Look, I didn’t go picking a fight. Honest.
I was there for the funeral of a lovely older lady, Marilyn Nelson. She had been friends with my mother many many, many years ago, and, before you know it, the church had filled up, eyes were wet, and the hymnals were open to “Amazing Grace.” Sure enough, a Political Correctness Pig Pile would be on us before we knew it!
You do know why, right?
The Words.
I don’t care if you are a descendant of the original Hunnewell settlers in Scarborough, or if you are a newer resident who still has not scraped those tiny little whale-adorned Vinyard Steamship Authority stickers off the side window of your BMW and your Massachusetts plates – you know the song “Amazing Grace.” (Or at least you have heard it on an episode of the old “Beverly Hillbillies,” or “Two and a Half Men!”)
And you know “The Words.”
The first few lines are:
“Amazing grace
How sweet the sound
That saved a wretch like me”
There it is!
The song is about redemption, and about acknowledging one’s shortcomings.
The ultimate in self-surrender, it is thought, is to say, “I am nothing.”
Thus, the line: “… a wretch like me.”
Except, nowadays, the same yuppie suburban societies that are producing Self Esteem Academies masquerading as K-5 schools (everybody gets a trophy in kindergarten soccer; all second-graders self importantly with their names on back of their baseball shirts; everyone told “Good job!” even if “Good effort!” might be smarter) does not approve “ of wretch.”
The lyrics nowadays have been “cleaned up.” Sub “soul” for wretch.
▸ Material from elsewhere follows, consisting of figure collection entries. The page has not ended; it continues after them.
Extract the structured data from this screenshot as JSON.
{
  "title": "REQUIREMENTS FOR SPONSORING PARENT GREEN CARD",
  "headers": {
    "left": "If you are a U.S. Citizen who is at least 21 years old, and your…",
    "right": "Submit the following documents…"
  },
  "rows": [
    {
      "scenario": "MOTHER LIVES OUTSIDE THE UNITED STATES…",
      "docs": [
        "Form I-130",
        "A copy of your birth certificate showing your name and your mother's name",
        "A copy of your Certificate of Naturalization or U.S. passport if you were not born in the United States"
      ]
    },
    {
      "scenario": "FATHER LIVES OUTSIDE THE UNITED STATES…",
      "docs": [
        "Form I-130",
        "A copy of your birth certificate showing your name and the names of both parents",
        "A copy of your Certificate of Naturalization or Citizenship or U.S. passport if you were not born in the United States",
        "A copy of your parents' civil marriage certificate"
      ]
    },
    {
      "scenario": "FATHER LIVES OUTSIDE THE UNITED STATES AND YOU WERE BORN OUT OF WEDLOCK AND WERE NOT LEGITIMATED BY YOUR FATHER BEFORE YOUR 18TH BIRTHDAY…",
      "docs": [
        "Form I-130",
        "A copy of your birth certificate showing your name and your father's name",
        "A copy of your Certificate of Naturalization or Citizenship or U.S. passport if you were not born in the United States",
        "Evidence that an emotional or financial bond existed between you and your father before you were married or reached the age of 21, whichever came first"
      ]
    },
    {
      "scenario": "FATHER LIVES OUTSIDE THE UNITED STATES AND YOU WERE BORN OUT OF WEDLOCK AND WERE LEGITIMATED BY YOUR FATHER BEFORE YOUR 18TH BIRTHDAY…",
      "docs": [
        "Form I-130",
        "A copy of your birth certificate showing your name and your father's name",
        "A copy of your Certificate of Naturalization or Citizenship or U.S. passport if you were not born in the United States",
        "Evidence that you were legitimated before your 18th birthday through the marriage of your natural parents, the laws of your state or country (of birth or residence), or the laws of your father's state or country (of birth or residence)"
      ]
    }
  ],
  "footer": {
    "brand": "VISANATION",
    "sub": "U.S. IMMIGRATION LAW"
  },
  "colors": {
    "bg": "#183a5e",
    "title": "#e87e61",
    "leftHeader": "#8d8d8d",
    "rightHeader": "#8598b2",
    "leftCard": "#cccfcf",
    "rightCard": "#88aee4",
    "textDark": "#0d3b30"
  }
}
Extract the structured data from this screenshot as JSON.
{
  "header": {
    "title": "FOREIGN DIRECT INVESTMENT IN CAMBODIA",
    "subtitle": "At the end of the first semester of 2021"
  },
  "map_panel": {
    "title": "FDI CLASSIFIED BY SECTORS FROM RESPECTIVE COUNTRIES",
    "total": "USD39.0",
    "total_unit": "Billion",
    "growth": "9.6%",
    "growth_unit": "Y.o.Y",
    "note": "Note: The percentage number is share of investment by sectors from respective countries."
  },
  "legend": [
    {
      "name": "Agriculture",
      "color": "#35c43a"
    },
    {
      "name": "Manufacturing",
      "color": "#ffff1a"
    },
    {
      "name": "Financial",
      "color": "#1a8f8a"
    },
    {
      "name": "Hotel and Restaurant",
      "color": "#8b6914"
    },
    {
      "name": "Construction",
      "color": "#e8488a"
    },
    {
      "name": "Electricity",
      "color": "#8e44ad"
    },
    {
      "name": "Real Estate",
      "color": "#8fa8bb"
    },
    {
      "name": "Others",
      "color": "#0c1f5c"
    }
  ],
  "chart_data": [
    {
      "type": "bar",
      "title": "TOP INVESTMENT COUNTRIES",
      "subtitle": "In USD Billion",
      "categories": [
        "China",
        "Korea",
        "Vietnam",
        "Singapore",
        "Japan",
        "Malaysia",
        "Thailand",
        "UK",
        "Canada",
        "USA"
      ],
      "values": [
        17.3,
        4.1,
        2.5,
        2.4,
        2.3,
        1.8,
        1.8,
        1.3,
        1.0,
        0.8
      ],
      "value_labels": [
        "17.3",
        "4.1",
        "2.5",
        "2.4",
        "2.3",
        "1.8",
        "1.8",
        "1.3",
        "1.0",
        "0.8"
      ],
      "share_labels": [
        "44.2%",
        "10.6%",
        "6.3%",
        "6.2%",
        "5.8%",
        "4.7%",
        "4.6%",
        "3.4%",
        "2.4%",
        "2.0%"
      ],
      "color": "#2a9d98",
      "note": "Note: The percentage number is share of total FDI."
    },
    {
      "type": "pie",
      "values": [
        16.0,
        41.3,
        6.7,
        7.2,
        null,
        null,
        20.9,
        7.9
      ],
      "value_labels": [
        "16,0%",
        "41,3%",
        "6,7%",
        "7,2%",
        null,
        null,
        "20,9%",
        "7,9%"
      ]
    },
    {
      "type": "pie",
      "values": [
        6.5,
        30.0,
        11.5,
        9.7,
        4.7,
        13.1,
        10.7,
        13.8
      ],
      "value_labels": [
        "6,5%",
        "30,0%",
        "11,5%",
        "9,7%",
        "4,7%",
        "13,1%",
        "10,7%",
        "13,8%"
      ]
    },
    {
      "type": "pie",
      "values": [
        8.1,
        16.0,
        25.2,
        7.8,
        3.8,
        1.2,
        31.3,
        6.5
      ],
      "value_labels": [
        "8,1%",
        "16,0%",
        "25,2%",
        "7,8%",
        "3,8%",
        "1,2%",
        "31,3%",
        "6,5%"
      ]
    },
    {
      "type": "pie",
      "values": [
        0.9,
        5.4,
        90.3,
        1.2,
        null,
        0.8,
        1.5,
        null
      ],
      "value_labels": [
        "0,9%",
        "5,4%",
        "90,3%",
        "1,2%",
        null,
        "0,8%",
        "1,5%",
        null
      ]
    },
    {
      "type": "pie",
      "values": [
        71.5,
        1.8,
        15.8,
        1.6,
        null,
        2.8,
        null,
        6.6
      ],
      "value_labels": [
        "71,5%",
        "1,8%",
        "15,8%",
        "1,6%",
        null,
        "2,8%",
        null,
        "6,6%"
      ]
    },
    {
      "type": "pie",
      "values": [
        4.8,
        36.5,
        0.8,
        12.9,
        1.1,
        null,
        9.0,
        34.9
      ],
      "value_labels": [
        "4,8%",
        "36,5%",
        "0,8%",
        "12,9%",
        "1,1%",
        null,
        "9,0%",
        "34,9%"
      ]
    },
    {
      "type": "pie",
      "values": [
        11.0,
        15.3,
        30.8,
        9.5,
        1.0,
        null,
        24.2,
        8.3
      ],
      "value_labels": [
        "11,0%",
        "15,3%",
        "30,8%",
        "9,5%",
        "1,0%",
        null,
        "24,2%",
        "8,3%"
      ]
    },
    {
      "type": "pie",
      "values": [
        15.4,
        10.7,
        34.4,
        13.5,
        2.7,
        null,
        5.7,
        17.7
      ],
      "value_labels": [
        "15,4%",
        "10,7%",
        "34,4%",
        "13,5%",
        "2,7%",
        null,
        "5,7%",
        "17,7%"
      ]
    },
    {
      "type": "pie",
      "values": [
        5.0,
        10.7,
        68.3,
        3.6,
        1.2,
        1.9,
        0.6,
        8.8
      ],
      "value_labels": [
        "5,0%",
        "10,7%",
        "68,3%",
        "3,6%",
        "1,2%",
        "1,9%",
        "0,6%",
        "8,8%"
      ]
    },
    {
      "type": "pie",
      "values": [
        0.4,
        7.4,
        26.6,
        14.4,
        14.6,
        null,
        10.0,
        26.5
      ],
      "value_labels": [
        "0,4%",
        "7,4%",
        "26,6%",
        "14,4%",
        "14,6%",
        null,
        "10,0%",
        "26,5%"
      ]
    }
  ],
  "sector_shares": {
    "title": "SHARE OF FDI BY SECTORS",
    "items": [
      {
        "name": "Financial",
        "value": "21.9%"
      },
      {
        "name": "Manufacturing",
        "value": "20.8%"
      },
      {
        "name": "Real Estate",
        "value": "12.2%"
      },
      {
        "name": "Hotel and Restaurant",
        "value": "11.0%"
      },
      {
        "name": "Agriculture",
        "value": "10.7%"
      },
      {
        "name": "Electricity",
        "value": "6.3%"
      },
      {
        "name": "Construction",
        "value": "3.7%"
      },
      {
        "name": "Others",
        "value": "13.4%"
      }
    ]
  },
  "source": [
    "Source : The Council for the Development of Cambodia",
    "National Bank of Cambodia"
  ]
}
Yeecch.
The funeral on Friday at South Gorham Baptist Church was Old School, though.
I like this whole Political Correctness Debate. Elbows can get thrown, but often both sides are right (I am sometimes in the middle between Scarborough Old, and Scarborough New….weird some days….).
The funeral, and wake, of Marilyn Nelson, provided opportunities for several of these WEE-style verbal brouhahas.
One speaker was Fire Chief Mike Thurlow, he of a line of Thurlow after Thurlow after Thurlow down at Pine Point. At some point in the two days of life celebration, Mike had referred to Marilyn as a “great old girl.”
If you have gray in your hair, and perhaps a limp in your step, you recognize that phrase as the ultimate compliment. Chief Thurlow told stories about Mrs. Nelson providing financial accounting work at the fire department at a time when such was sorely lacking. She baked refreshments for firefighters such as her sons Joe and Cleon during late-night battles. She even drove a standard-shift, clutch firetruck up Mitchell Hill Road!!
On the other hand, if you spend your days in an educational ivory tower, perusing reports titled, “The Indirect Impact of School Funding Subsidy Reduction on Core Educational Mission Delivery Items,” you might not dig terms such as “old girl” or “horse” for a human being. You would then pontificate as follows:
“Referring to females over 18 by the term ‘girl’ tends to lessen their accomplishments, and send the wrong message to impressionable females seeking strong role models.”
Well!! There now.
I like some of the Political Correctness movement. I really do. I think, for example, it is OK to get away from phrases such as “slapping him upside the head” when describing how a business manager was able to focus the attention of a new employee.
But in deciding whether to tar and feather verbal offenders of modern sensibilities and sensitivities, we ought to take a cautionary look first at the defendant and his/her history.
In this case, Mike Thurlow was a team manager, while an SHS student, of the first state championship soccer team. He said if the two girl managers didn’t each get two tickets to the title banquet, like he’d been given, he wasn’t going. That was 1973!
Fast forwarding to today, here is a suggestion give the chief a pass on whether he called an 80-year-old woman “great old girl.” His back has more shoe prints of people he has helped boost to gender equality than any of the federal-grant-funded symposiums on Title IX in your doctoral program. Dues paid.
In the l980s, the Scarborough Fire Department and then-Chief Bob Carson were recruiting volunteers. Marilyn was in a meeting with me and and the Chief. One of her sons, Joe or Cleon, was there too. I looked at her and joked: “Marilyn, how about you?!” She said, “Not me. I’m just auxiliary.” This was at a Legislative meeting.
A School Board member overhear the comment and said, “I hate to see these good people sell themselves short.” She thought Marilyn was being shy, didn’t feel she could handle regular firefighter work like men could, and was “just an auxiliary” member. (Marilyn had forgotten to add the word: “…nowadays.”)
You could have cut the thick syrupy condescension with a knife and buttered your toast down at the old Paulsen’s Coffee Shop.
The Political Correctness movement is smart, and agile. But sometimes too quick like Bruce Lee on one of those credit card commercials—whack! Whack! Whack!
The quickness masks that the speakers are mostly good. Not wretches like me.